Connectivity and dynamics of the FSH signaling network in granulosa cells

The project consists in analyzing the connectivity and dynamics of the FSH signaling network in the granulosa cells of ovarian follicles and embedding the network within the multiscale representation described above, from the molecular up to the organic level. We will examine the relative contributions of the G$ \alpha$s and $ \beta$ arrestin-dependent pathways in response to FSH signal, determine how each pathway controls downstream cascades and which mechanisms are involved in the transition between different cellular states (quiescence, proliferation, differentiation and apoptosis). On the experimental ground, we propose to develop an antibody microarray approach in order to simultaneously measure the phosphorylation levels of a large number of signaling intermediates in a single experiment. On the modeling ground, we will use the BIOCHAM (biochemical abstract machine) environment first at the boolean level, to formalize the network of interactions corresponding to the FSH-induced signaling events on the cellular scale. This network will then be enriched with kinetic information coming from experimental data, which will allow the use of the ordinary differential equation level of BIOCHAM. In order to find and fine-tune the structure of the network and the values of the kinetic parameters, model-checking techniques will permit a systematic comparison between the model behavior and the results of experiments. In the end, the cell-level model should be abstracted to a much simpler model that can be embedded into a multiscale one without losing its main characteristics.

Bifurcations in coupled neuronal oscillators.

We have proposed a mathematical model allowing for the alternating pulse and surge pattern of GnRH (Gonadotropin Releasing Hormone) secretion [6] . The model is based on the coupling between two systems running on different time scales.

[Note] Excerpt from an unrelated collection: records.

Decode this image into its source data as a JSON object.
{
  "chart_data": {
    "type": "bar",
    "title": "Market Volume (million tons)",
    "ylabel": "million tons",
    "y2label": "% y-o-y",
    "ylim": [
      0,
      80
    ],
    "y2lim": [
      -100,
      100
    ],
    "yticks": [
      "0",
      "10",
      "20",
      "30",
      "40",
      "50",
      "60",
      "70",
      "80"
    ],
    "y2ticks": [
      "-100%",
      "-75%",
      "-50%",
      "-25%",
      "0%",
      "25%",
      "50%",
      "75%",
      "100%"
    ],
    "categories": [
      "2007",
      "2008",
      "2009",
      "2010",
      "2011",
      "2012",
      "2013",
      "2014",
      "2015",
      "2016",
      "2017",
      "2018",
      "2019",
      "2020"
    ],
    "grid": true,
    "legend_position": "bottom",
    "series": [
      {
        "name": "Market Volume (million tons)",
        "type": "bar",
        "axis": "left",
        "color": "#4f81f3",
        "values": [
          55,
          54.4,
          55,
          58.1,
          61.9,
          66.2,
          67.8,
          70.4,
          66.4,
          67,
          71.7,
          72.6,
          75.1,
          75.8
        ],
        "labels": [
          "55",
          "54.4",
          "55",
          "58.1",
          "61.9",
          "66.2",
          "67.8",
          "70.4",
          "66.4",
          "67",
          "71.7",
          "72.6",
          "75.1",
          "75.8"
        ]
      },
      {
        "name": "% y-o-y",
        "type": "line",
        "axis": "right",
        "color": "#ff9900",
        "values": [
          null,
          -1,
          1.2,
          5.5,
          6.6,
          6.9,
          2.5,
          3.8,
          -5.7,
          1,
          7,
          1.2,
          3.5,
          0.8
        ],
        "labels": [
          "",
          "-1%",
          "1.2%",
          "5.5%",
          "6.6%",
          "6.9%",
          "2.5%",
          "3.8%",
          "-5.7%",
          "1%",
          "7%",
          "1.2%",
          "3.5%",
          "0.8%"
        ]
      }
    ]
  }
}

The faster system corresponds to the average activity of GnRH neurons, while the slower one corresponds to the average activity of regulatory neurons. The analysis of the slow/fast dynamics exhibited within and between both systems allows to explain the different patterns (slow oscillations, fast oscillations and periodical surge) of GnRH secretion.

This model will be used as a basis to understand the control exerted by ovarian steroids on GnRH secretion, in terms of amplitude, frequency and plateau length of oscillations and to discriminate a direct action (on the GnrH network) from an indirect action (on the regulatory network) of steroids. From a mathematical viewpoint, we have to fully understand the sequences of bifurcations corresponding to the different phases of GnRH secretion. This study will be derived from a 3D reduction of the original model.

Quantification of the follicular vascularization and cell number.

There is a crucial need for both quantitative and dynamical data on follicular development. Such data may be retrieved from different modalities of ovarian imaging. Within the framework of the REGLO cooperative research initiative, the Asclepios members have been reconstructing a 3-D image of the ovary from a series of 2-D stained histologic images. From this reconstruction, we expect to get statistical (i.e. from a given population of growing follicles) information on the cell number (which corresponds to a follicular level output of the multiscale model), derived from the volume of the granulosa tissue, as well as on the degree of follicular vascularization (which corresponds to a follicular level input in the multiscale model).

In the middle-long term, we intend to design a morphological model of follicular growth. We will base on the analogy of follicle growth with solid tumor growth and on the image-derived data to design the model. In turn, such a model would be very useful in analyzing low signal-to-noise ratio imaging modalities such as ultrasonography.